DE CISMA, PENSAMENTO E SONHO

A respeito da Natureza, do Desconhecido, cada um de nós, cisma e sonha à sua maneira. Sei de alguém que conheci nas páginas de “Os Trabalhadores do Mar”, romance de Victor Hugo, publicado no ano de 1866 e que se chama Gilliatt, com quem me identifico por cismar, pensar e sonhar como eu diante da imensidão do mar, E se o Giliatt aos olhos de alguns parecer um tresloucado, que assim eu seja vista também

Afirmava Gilliatt, e eu acredito,que tinha visto algumas vezes, na água do mar, completamente límpida, animais inesperados, de grandes dimensões, de formas diversas, os quais fora da água assemelhavam-se a cristal mole e, tornados à água, confundiam-se com ela pela identidade de transparência e de cor; disto concluía ele que, se a água era habitada por transparências vivas, bem podia ser que o ar fosse habitado por transparências igualmente vivas.
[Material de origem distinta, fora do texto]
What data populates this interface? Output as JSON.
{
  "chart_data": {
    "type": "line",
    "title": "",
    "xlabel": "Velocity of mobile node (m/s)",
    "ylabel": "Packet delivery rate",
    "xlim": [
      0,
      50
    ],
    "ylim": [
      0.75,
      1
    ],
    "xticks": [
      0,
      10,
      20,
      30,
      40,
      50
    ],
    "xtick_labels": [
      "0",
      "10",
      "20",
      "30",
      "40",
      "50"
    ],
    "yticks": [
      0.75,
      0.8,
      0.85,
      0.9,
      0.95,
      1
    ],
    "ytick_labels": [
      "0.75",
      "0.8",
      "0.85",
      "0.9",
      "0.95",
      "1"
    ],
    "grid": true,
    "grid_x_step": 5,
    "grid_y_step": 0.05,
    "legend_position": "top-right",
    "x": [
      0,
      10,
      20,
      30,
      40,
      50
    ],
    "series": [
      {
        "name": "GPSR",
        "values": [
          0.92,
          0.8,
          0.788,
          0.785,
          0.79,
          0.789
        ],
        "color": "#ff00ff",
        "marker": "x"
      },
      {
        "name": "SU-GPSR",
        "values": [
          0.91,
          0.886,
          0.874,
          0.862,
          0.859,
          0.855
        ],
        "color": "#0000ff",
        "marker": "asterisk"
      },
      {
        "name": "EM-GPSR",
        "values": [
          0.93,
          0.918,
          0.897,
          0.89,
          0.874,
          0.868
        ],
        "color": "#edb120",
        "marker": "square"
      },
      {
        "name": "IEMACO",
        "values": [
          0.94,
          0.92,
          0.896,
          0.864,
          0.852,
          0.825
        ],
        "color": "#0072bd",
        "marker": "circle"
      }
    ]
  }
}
Os pássaros não são os habitantes, são anfíbios do ar. Gilliatt não acreditava no ar deserto. Se o mar está cheio de criaturas, por que motivo a atmosfera está vazia?-Indagava. Criaturas cor do ar podem escapar aos nossos olhos por causa da luz; quem nos prova que estas criaturas não existem? A analogia indica que o ar deve ter os seus peixes, como o mar; os peixes do ar serão talvez diáfanos, beneficio da providência criadora, tanto a nosso favor, como a favor deles; deixando passar a luz através de sua forma, e não fazendo sombra, ficam ignorados de nós e nada poderemos saber. Gilliatt imaginava que, se se pudesse esvaziar a atmosfera, pescando-se no ar como num tanque, achar-se-ia uma porção de criaturas surpreendentes. E acrescentava ele na sua cisma, muitas coisas explicariam.
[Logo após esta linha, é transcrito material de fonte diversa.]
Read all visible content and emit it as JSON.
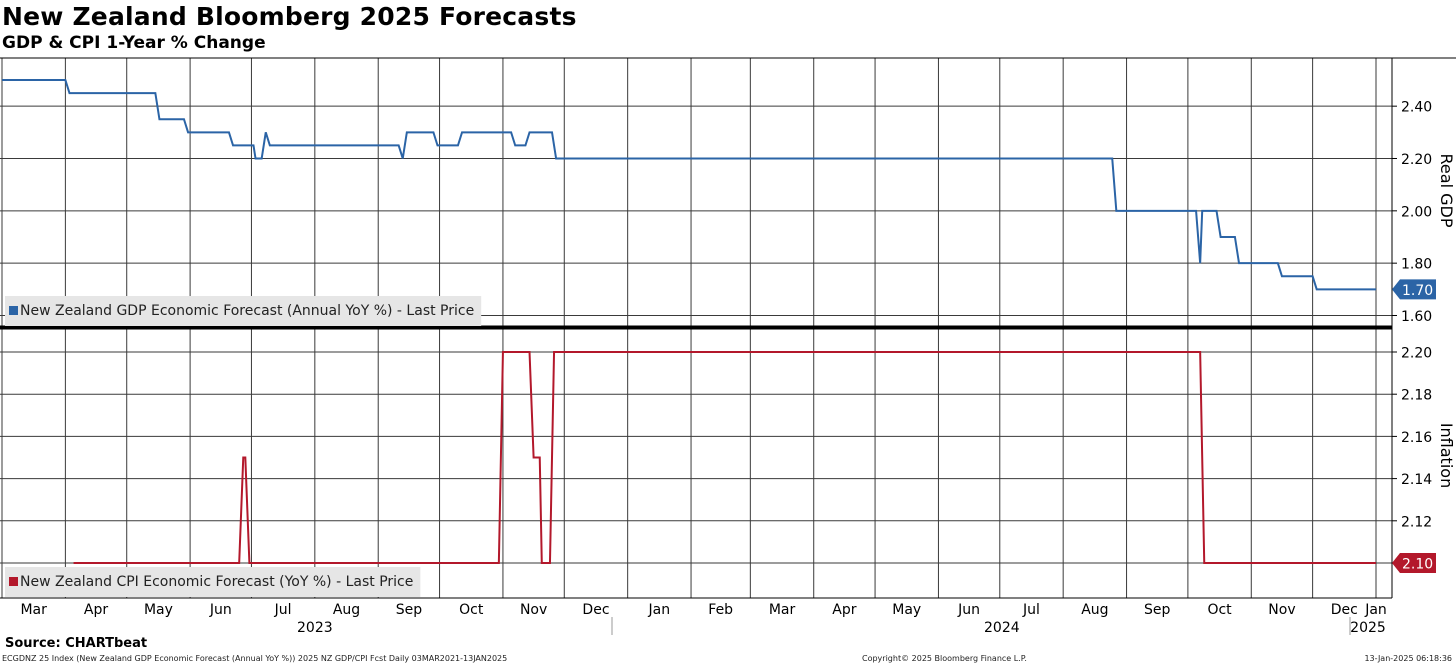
{
  "title": "New Zealand Bloomberg 2025 Forecasts",
  "subtitle": "GDP & CPI 1-Year % Change",
  "source": "Source: CHARTbeat",
  "footer": {
    "left": "ECGDNZ 25 Index (New Zealand GDP Economic Forecast (Annual YoY %)) 2025 NZ GDP/CPI Fcst  Daily 03MAR2021-13JAN2025",
    "center": "Copyright© 2025 Bloomberg Finance L.P.",
    "right": "13-Jan-2025 06:18:36"
  },
  "chart_data": [
    {
      "type": "line",
      "panel": "top",
      "ylabel": "Real GDP",
      "ylim": [
        1.6,
        2.5
      ],
      "yticks": [
        "2.40",
        "2.20",
        "2.00",
        "1.80",
        "1.60"
      ],
      "grid": true,
      "legend": "bottom-left",
      "series": [
        {
          "name": "New Zealand GDP Economic Forecast (Annual YoY %) - Last Price",
          "color": "#2b64a6",
          "last_value_label": "1.70",
          "points": [
            [
              "2023-03-01",
              2.5
            ],
            [
              "2023-04-01",
              2.5
            ],
            [
              "2023-04-03",
              2.45
            ],
            [
              "2023-05-15",
              2.45
            ],
            [
              "2023-05-17",
              2.35
            ],
            [
              "2023-05-29",
              2.35
            ],
            [
              "2023-05-31",
              2.3
            ],
            [
              "2023-06-20",
              2.3
            ],
            [
              "2023-06-22",
              2.25
            ],
            [
              "2023-07-02",
              2.25
            ],
            [
              "2023-07-03",
              2.2
            ],
            [
              "2023-07-06",
              2.2
            ],
            [
              "2023-07-08",
              2.3
            ],
            [
              "2023-07-10",
              2.25
            ],
            [
              "2023-09-11",
              2.25
            ],
            [
              "2023-09-13",
              2.2
            ],
            [
              "2023-09-15",
              2.3
            ],
            [
              "2023-09-28",
              2.3
            ],
            [
              "2023-09-30",
              2.25
            ],
            [
              "2023-10-10",
              2.25
            ],
            [
              "2023-10-12",
              2.3
            ],
            [
              "2023-11-05",
              2.3
            ],
            [
              "2023-11-07",
              2.25
            ],
            [
              "2023-11-12",
              2.25
            ],
            [
              "2023-11-14",
              2.3
            ],
            [
              "2023-11-25",
              2.3
            ],
            [
              "2023-11-27",
              2.2
            ],
            [
              "2024-08-25",
              2.2
            ],
            [
              "2024-08-27",
              2.0
            ],
            [
              "2024-10-05",
              2.0
            ],
            [
              "2024-10-07",
              1.8
            ],
            [
              "2024-10-08",
              2.0
            ],
            [
              "2024-10-15",
              2.0
            ],
            [
              "2024-10-17",
              1.9
            ],
            [
              "2024-10-24",
              1.9
            ],
            [
              "2024-10-26",
              1.8
            ],
            [
              "2024-11-14",
              1.8
            ],
            [
              "2024-11-16",
              1.75
            ],
            [
              "2024-12-01",
              1.75
            ],
            [
              "2024-12-03",
              1.7
            ],
            [
              "2025-01-01",
              1.7
            ]
          ]
        }
      ]
    },
    {
      "type": "line",
      "panel": "bottom",
      "ylabel": "Inflation",
      "ylim": [
        2.095,
        2.205
      ],
      "yticks": [
        "2.20",
        "2.18",
        "2.16",
        "2.14",
        "2.12",
        "2.10"
      ],
      "grid": true,
      "legend": "bottom-left",
      "series": [
        {
          "name": "New Zealand CPI Economic Forecast (YoY %) - Last Price",
          "color": "#b3182b",
          "last_value_label": "2.10",
          "points": [
            [
              "2023-04-05",
              2.1
            ],
            [
              "2023-06-25",
              2.1
            ],
            [
              "2023-06-27",
              2.15
            ],
            [
              "2023-06-28",
              2.15
            ],
            [
              "2023-06-30",
              2.1
            ],
            [
              "2023-10-30",
              2.1
            ],
            [
              "2023-11-01",
              2.2
            ],
            [
              "2023-11-14",
              2.2
            ],
            [
              "2023-11-16",
              2.15
            ],
            [
              "2023-11-19",
              2.15
            ],
            [
              "2023-11-20",
              2.1
            ],
            [
              "2023-11-24",
              2.1
            ],
            [
              "2023-11-26",
              2.2
            ],
            [
              "2024-10-07",
              2.2
            ],
            [
              "2024-10-09",
              2.1
            ],
            [
              "2025-01-01",
              2.1
            ]
          ]
        }
      ]
    }
  ],
  "x_axis": {
    "month_ticks": [
      "Mar",
      "Apr",
      "May",
      "Jun",
      "Jul",
      "Aug",
      "Sep",
      "Oct",
      "Nov",
      "Dec",
      "Jan",
      "Feb",
      "Mar",
      "Apr",
      "May",
      "Jun",
      "Jul",
      "Aug",
      "Sep",
      "Oct",
      "Nov",
      "Dec",
      "Jan"
    ],
    "years": [
      "2023",
      "2024",
      "2025"
    ]
  }
}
A cisma, que é o pensamento no estado nebuloso, confina com o sono e preocupa-se a respeito dele, como de sua própria fronteira. O ar habitado por transparência vivas seria o começo do Desconhecido; além abre-se a vasta porta do possível. Outros seres e outros fatos.
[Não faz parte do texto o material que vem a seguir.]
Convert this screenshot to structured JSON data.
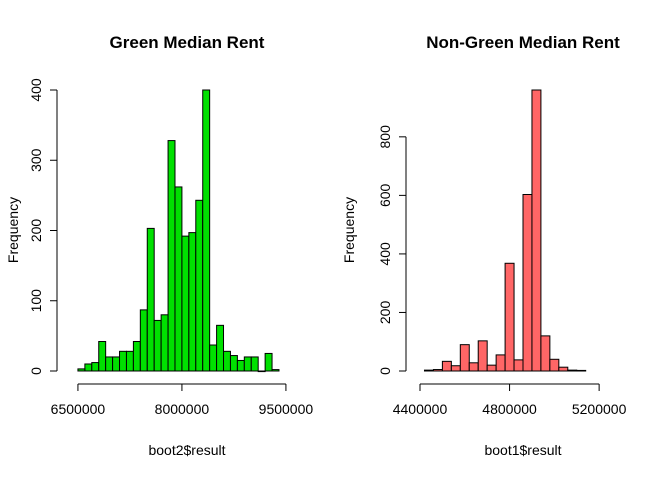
{
  "chart_data": [
    {
      "type": "bar",
      "title": "Green Median Rent",
      "xlabel": "boot2$result",
      "ylabel": "Frequency",
      "bar_color": "#00E000",
      "xlim": [
        6400000,
        9530000
      ],
      "ylim": [
        0,
        400
      ],
      "x_ticks": [
        6500000,
        8000000,
        9500000
      ],
      "x_tick_labels": [
        "6500000",
        "8000000",
        "9500000"
      ],
      "y_ticks": [
        0,
        100,
        200,
        300,
        400
      ],
      "y_tick_labels": [
        "0",
        "100",
        "200",
        "300",
        "400"
      ],
      "bins": [
        {
          "start": 6600000,
          "end": 6700000,
          "count": 10
        },
        {
          "start": 6700000,
          "end": 6800000,
          "count": 12
        },
        {
          "start": 6800000,
          "end": 6900000,
          "count": 42
        },
        {
          "start": 6900000,
          "end": 7000000,
          "count": 20
        },
        {
          "start": 7000000,
          "end": 7100000,
          "count": 20
        },
        {
          "start": 7100000,
          "end": 7200000,
          "count": 28
        },
        {
          "start": 7200000,
          "end": 7300000,
          "count": 28
        },
        {
          "start": 7300000,
          "end": 7400000,
          "count": 42
        },
        {
          "start": 7400000,
          "end": 7500000,
          "count": 87
        },
        {
          "start": 7500000,
          "end": 7600000,
          "count": 203
        },
        {
          "start": 7600000,
          "end": 7700000,
          "count": 72
        },
        {
          "start": 7700000,
          "end": 7800000,
          "count": 80
        },
        {
          "start": 7800000,
          "end": 7900000,
          "count": 328
        },
        {
          "start": 7900000,
          "end": 8000000,
          "count": 262
        },
        {
          "start": 8000000,
          "end": 8100000,
          "count": 192
        },
        {
          "start": 8100000,
          "end": 8200000,
          "count": 197
        },
        {
          "start": 8200000,
          "end": 8300000,
          "count": 243
        },
        {
          "start": 8300000,
          "end": 8400000,
          "count": 400
        },
        {
          "start": 8400000,
          "end": 8500000,
          "count": 37
        },
        {
          "start": 8500000,
          "end": 8600000,
          "count": 65
        },
        {
          "start": 8600000,
          "end": 8700000,
          "count": 28
        },
        {
          "start": 8700000,
          "end": 8800000,
          "count": 22
        },
        {
          "start": 8800000,
          "end": 8900000,
          "count": 15
        },
        {
          "start": 8900000,
          "end": 9000000,
          "count": 20
        },
        {
          "start": 9000000,
          "end": 9100000,
          "count": 20
        },
        {
          "start": 9100000,
          "end": 9200000,
          "count": 0
        },
        {
          "start": 9200000,
          "end": 9300000,
          "count": 25
        },
        {
          "start": 9300000,
          "end": 9400000,
          "count": 2
        }
      ],
      "extra_bins": [
        {
          "start": 6500000,
          "end": 6600000,
          "count": 3
        }
      ]
    },
    {
      "type": "bar",
      "title": "Non-Green Median Rent",
      "xlabel": "boot1$result",
      "ylabel": "Frequency",
      "bar_color": "#FF6666",
      "xlim": [
        4400000,
        5320000
      ],
      "ylim": [
        0,
        960
      ],
      "x_ticks": [
        4400000,
        4800000,
        5200000
      ],
      "x_tick_labels": [
        "4400000",
        "4800000",
        "5200000"
      ],
      "y_ticks": [
        0,
        200,
        400,
        600,
        800
      ],
      "y_tick_labels": [
        "0",
        "200",
        "400",
        "600",
        "800"
      ],
      "bins": [
        {
          "start": 4420000,
          "end": 4460000,
          "count": 3
        },
        {
          "start": 4460000,
          "end": 4500000,
          "count": 5
        },
        {
          "start": 4500000,
          "end": 4540000,
          "count": 33
        },
        {
          "start": 4540000,
          "end": 4580000,
          "count": 18
        },
        {
          "start": 4580000,
          "end": 4620000,
          "count": 90
        },
        {
          "start": 4620000,
          "end": 4660000,
          "count": 28
        },
        {
          "start": 4660000,
          "end": 4700000,
          "count": 103
        },
        {
          "start": 4700000,
          "end": 4740000,
          "count": 20
        },
        {
          "start": 4740000,
          "end": 4780000,
          "count": 55
        },
        {
          "start": 4780000,
          "end": 4820000,
          "count": 368
        },
        {
          "start": 4820000,
          "end": 4860000,
          "count": 38
        },
        {
          "start": 4860000,
          "end": 4900000,
          "count": 603
        },
        {
          "start": 4900000,
          "end": 4940000,
          "count": 960
        },
        {
          "start": 4940000,
          "end": 4980000,
          "count": 120
        },
        {
          "start": 4980000,
          "end": 5020000,
          "count": 40
        },
        {
          "start": 5020000,
          "end": 5060000,
          "count": 13
        },
        {
          "start": 5060000,
          "end": 5100000,
          "count": 3
        },
        {
          "start": 5100000,
          "end": 5140000,
          "count": 2
        }
      ]
    }
  ]
}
Nada sobrenatural; mas a continuação oculta da natureza,

Gilliatt era um observador estranho e fantástico. Chegava a observar o sono. O sono está em contato com o possível, que também chamamos o inverossímil. O mundo noturno é um mundo. A noite é um universo. O organismo material humano, sobre o qual pesa uma coluna atmosférica de 15 léguas de altura, chega à noite fatigado, cai de fraqueza, deita-se, repousa: fecham-se os olhos da carne: então, naquela cabeça adormecida, menos inerte do que se crê, abrem-se olhos, aparece o Desconhecido.As coisas sombrias do mundo ignorado tornam-se vizinhos do homem, ou porque as distâncias do abismo tenham crescimento visionário; parece que as criaturas invisíveis do espaço vêm contemplar-nos curiosas a respeito da criatura da terra; uma criação fantasma sobe e desce para nós, no meio de um crepúsculo; ante a nossa contemplação espectral, uma vida que não é a nossa agrega-se e dissolve-se, composta de nós mesmos e de um elemento estranho; e aquele que dorme, nem completo vidente, nem completo inconsciente, entrevê as animalidades estranhas , as vegetações extraordinárias, as cores lívidas, terríveis ou risonhas, as larvas, as máscaras, os rostos , as hidras, as confusões, os luares sem lua, as obscuras decomposições do prodígio, o crescer e o decrescer no meio da espessura turvada, a flutuação de formas nas trevas, todo esse mistério que chamamos sonho, e que não é mais do que a aproximação de uma realidade invisível.

Fica dito que o sonho é o aquário da noite.

Assim sonhava Gilliatt. Assim sonho eu.